Robo-advisors are a great fit for cost-conscious investors who seek an automated investment approach. They work well for individuals with moderate risk tolerance, favouring a hands-off, diversified investment style. However, robo-advisors may not be the right choice for those in need of intricate financial planning or highly personalised investment strategies.

“Considering the early phase that robo-advisory is in today and the fact that most such models are yet to undergo major macroeconomic, business and market cycles, most robo-advisory services may be suitable to informed investors who are aware about the principles, commitments and possible shortcomings of such platforms,” says Karkera.

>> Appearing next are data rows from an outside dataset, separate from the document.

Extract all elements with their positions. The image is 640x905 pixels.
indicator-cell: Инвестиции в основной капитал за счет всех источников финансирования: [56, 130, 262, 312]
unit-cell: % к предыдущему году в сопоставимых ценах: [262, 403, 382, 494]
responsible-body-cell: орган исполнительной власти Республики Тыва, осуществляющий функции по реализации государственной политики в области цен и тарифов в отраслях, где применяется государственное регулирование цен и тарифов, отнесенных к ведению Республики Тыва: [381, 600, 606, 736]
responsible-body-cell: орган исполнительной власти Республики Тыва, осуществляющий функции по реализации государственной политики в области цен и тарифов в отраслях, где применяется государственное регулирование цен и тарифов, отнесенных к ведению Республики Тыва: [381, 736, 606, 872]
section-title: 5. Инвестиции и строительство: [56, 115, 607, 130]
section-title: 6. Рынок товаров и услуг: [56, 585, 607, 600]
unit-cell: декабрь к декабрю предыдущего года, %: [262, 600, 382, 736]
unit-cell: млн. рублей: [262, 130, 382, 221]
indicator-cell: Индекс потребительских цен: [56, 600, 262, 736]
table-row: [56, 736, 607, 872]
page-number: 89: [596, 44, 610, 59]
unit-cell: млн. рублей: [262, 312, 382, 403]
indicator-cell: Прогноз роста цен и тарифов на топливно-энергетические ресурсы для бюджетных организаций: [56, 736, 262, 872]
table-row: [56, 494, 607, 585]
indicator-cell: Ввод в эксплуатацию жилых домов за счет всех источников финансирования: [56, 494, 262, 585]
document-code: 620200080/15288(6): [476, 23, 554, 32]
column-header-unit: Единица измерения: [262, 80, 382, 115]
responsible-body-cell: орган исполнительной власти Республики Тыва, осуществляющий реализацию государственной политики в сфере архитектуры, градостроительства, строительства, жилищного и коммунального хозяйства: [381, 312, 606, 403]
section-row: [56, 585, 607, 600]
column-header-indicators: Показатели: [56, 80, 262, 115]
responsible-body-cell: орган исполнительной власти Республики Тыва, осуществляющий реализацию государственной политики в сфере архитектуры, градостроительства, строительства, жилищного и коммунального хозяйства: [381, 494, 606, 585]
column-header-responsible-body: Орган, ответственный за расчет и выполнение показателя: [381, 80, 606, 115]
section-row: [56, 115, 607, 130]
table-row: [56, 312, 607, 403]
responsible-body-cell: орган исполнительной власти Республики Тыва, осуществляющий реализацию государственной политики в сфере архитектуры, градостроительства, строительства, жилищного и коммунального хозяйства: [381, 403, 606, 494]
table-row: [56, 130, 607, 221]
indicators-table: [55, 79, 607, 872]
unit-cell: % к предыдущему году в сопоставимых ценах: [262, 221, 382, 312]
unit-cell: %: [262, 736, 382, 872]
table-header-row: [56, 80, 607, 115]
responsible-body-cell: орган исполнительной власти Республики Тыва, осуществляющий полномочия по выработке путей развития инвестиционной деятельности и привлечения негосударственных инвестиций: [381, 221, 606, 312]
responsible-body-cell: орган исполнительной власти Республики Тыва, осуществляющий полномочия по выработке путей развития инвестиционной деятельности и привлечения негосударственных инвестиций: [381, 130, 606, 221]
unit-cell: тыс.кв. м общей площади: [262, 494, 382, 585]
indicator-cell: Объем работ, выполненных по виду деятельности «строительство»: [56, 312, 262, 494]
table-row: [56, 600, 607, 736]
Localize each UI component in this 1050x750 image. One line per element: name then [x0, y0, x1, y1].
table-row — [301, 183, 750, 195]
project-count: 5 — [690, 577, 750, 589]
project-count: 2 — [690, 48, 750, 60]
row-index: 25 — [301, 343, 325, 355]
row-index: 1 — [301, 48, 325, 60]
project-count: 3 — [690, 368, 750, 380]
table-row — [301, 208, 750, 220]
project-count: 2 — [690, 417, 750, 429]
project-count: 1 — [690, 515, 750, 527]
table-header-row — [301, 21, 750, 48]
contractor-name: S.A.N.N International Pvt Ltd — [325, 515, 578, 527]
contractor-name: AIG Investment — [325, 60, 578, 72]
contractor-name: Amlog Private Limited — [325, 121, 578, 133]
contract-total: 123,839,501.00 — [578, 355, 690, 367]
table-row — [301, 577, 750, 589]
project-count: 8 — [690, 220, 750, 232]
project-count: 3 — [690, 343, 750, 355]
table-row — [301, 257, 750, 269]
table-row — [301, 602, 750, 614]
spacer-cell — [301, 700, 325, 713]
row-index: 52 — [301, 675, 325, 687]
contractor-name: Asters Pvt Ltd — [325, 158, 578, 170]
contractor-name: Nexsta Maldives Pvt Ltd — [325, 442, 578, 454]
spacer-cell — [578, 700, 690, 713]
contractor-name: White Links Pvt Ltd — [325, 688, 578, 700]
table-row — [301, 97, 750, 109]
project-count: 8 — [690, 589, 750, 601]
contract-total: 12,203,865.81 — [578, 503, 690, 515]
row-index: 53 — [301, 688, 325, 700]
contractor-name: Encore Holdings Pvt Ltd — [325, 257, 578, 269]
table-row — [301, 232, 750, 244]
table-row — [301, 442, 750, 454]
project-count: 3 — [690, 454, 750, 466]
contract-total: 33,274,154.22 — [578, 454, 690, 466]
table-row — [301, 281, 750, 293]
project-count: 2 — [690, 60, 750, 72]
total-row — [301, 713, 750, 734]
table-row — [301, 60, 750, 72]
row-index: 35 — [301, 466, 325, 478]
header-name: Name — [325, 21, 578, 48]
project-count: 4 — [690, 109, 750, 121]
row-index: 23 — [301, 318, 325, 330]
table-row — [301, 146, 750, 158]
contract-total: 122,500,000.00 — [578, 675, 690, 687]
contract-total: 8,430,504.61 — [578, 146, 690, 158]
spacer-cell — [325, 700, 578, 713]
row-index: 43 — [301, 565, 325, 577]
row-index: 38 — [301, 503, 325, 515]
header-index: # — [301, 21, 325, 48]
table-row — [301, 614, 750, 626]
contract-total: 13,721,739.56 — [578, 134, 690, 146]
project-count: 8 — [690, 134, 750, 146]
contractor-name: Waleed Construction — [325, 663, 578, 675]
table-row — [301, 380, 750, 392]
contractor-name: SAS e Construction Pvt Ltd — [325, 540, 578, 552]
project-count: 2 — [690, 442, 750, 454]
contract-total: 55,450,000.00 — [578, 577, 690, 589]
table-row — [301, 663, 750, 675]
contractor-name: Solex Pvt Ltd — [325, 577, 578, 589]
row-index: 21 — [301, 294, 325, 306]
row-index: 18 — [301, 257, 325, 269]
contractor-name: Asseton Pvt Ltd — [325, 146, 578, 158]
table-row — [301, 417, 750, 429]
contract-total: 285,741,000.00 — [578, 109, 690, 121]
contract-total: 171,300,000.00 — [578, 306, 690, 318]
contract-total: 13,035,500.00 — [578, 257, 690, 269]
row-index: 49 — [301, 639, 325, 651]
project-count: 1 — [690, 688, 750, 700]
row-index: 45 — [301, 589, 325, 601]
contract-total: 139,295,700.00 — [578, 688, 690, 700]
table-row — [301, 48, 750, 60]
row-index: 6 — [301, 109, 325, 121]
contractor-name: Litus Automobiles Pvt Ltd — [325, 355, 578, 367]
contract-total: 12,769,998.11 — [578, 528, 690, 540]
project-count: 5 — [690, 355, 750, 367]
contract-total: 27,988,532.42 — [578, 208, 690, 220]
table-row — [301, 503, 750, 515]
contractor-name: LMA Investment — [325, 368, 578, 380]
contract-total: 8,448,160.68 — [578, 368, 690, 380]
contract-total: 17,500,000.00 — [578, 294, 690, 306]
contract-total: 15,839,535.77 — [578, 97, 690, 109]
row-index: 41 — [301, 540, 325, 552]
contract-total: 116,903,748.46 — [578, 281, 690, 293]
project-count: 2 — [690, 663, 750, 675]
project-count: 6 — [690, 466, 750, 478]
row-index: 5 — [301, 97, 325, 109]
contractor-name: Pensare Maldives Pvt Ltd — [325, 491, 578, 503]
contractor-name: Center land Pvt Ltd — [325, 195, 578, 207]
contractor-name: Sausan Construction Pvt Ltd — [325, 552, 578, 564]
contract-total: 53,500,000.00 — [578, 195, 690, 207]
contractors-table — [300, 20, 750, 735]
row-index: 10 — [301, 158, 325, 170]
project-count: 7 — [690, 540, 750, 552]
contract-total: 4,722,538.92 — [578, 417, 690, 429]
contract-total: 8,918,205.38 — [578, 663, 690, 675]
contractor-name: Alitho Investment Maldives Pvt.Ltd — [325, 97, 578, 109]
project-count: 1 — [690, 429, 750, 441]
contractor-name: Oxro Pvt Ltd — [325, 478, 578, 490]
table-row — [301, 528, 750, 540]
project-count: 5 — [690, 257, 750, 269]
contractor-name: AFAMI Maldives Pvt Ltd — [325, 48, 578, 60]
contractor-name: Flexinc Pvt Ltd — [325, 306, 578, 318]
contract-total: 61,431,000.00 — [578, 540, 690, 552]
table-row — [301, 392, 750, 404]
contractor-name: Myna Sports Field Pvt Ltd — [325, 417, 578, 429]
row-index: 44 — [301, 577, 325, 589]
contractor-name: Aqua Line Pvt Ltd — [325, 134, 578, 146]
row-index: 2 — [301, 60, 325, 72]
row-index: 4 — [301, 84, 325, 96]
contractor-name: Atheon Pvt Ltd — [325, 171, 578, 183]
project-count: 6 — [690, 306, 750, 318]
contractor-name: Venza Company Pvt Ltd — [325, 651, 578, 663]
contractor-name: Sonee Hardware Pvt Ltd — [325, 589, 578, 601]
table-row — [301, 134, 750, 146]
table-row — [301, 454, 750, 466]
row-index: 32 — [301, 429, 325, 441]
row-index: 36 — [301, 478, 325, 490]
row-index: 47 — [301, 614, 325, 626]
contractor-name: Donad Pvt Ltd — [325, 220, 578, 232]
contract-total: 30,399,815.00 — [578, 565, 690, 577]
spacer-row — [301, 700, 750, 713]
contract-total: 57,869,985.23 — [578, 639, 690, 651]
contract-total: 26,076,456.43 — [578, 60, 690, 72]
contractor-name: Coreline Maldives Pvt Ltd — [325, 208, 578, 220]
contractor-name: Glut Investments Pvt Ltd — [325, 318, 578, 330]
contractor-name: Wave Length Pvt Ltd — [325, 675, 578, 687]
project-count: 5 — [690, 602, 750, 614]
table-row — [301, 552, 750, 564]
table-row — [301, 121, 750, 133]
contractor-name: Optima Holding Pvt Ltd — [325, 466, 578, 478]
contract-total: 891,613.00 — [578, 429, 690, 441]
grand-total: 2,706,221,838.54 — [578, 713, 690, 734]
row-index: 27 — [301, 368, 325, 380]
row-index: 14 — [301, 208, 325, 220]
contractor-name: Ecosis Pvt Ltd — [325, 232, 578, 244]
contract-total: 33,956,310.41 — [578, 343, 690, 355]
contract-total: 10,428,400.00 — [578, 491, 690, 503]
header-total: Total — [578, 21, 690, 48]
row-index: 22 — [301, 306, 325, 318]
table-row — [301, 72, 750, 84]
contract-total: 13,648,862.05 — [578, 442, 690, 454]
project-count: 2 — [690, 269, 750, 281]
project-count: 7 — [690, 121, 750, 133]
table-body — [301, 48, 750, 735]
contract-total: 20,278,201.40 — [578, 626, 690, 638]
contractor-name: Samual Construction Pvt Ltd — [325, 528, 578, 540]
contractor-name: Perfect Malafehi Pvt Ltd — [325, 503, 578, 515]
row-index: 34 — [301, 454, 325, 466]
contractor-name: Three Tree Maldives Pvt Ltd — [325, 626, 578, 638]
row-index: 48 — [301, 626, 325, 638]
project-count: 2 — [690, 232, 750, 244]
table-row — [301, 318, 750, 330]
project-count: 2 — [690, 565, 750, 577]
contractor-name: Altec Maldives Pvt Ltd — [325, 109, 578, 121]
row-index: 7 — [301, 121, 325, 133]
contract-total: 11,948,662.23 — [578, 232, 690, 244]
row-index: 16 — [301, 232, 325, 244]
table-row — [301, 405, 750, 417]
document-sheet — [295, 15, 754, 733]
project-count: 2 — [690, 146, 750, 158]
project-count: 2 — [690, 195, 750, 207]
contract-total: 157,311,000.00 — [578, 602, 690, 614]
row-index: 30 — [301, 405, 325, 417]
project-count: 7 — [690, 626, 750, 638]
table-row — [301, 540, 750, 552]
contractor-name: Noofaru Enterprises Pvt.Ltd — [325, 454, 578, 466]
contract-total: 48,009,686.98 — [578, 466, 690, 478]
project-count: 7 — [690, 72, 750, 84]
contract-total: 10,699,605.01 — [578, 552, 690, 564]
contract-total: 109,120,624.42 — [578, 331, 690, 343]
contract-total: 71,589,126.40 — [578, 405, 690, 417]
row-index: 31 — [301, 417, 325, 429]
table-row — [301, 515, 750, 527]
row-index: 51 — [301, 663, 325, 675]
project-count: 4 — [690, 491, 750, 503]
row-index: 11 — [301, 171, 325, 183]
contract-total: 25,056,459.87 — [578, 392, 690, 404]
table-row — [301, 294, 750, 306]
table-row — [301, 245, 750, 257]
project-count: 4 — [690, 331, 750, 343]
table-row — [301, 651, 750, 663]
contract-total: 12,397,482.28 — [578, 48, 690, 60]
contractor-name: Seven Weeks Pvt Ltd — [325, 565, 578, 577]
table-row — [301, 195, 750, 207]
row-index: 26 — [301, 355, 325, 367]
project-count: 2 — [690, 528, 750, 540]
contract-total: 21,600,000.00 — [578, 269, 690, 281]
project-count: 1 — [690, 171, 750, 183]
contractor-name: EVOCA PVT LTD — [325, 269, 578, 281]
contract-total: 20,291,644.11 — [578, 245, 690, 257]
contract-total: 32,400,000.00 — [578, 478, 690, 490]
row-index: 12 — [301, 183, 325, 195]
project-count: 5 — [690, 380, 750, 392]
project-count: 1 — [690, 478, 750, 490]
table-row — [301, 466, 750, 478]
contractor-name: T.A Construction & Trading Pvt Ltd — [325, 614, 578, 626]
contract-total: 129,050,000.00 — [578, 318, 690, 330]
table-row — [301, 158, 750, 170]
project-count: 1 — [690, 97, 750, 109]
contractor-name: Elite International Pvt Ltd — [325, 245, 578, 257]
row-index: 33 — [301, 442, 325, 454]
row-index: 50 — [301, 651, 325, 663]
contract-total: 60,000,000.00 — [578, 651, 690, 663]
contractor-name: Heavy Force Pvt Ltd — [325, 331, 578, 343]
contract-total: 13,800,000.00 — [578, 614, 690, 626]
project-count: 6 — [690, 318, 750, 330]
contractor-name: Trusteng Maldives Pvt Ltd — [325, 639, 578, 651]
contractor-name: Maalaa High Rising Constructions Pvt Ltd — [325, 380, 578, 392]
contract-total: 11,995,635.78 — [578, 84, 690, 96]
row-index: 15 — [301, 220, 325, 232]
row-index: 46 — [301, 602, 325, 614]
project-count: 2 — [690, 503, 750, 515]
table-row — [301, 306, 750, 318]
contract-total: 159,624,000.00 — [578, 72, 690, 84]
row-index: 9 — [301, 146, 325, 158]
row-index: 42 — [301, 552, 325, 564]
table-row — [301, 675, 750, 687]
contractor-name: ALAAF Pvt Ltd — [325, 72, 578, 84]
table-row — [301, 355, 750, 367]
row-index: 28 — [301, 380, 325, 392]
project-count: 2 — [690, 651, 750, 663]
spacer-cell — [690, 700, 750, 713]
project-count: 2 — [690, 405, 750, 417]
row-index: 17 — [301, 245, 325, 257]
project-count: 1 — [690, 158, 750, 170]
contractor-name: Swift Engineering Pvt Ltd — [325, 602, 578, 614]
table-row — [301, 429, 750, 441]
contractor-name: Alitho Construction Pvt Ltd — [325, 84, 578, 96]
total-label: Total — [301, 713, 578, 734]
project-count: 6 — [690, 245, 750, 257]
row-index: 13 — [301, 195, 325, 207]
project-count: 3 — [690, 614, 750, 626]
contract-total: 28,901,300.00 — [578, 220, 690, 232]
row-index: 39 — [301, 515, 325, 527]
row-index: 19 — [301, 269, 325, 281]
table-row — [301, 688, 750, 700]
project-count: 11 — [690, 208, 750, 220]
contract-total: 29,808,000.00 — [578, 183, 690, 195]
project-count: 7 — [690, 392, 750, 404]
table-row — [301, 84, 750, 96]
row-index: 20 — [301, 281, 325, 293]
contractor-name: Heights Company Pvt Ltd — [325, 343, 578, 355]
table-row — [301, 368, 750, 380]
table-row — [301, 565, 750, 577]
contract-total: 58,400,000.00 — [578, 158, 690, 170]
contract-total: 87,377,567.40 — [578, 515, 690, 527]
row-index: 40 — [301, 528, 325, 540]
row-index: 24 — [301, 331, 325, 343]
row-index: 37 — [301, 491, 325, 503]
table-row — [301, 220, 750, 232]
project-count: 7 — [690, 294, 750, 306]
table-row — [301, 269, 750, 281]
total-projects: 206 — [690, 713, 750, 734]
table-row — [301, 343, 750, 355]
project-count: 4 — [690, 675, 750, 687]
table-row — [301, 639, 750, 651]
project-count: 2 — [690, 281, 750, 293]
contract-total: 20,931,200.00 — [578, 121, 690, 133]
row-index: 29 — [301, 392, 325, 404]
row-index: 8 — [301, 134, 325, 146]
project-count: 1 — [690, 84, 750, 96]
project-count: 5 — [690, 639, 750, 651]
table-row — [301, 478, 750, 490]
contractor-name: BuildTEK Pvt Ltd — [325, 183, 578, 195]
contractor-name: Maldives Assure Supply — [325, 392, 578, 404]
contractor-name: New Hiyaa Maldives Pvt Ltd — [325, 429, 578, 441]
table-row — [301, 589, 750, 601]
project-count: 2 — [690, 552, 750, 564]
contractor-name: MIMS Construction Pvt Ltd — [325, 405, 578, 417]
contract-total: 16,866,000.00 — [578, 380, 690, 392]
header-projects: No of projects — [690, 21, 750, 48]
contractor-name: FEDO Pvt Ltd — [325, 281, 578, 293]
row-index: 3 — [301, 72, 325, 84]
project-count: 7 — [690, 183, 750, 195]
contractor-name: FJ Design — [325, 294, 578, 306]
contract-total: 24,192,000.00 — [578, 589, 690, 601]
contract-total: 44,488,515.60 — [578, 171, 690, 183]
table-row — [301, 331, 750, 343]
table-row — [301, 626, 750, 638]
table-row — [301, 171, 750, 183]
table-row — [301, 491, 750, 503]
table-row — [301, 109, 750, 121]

Early adopters may also try to allocate some part of their portfolio to be managed through a robo-advisory to be able to eventually compare the effectiveness and efficiency of such a platform and eventually make an informed decision.

Should you use a robo-advisor?

The choice between a human financial advisor and a robo-advisor depends on an individual’s specific needs and preferences.

“For comprehensive financial planning, especially for complex situations, a human advisor may be more suitable as they provide personalised guidance,” says Maheswari.

However, for investment portfolio management, a robo-advisor can be cost-effective and efficient, particularly for those who have clear investment goals and are comfortable with a more automated approach.

A word of caution

Modern portfolio theory (MPT) is a framework for constructing investment portfolios that aim to maximise expected return for a given level of risk. However, MPT has its limitations, as it relies on the assumption that investors are rational and risk-averse, which may not always accurately reflect real-world investor behaviour.

“As we have seen in the past in volatile markets not all investors behave in a rational manner hence the performance of robo-advisory tools built on MPT will also suffer due to investors’ irrational behaviour,” says Kumar.

So investors are advised to exercise caution and first understand the workings of robo-advisory before using it for their investments.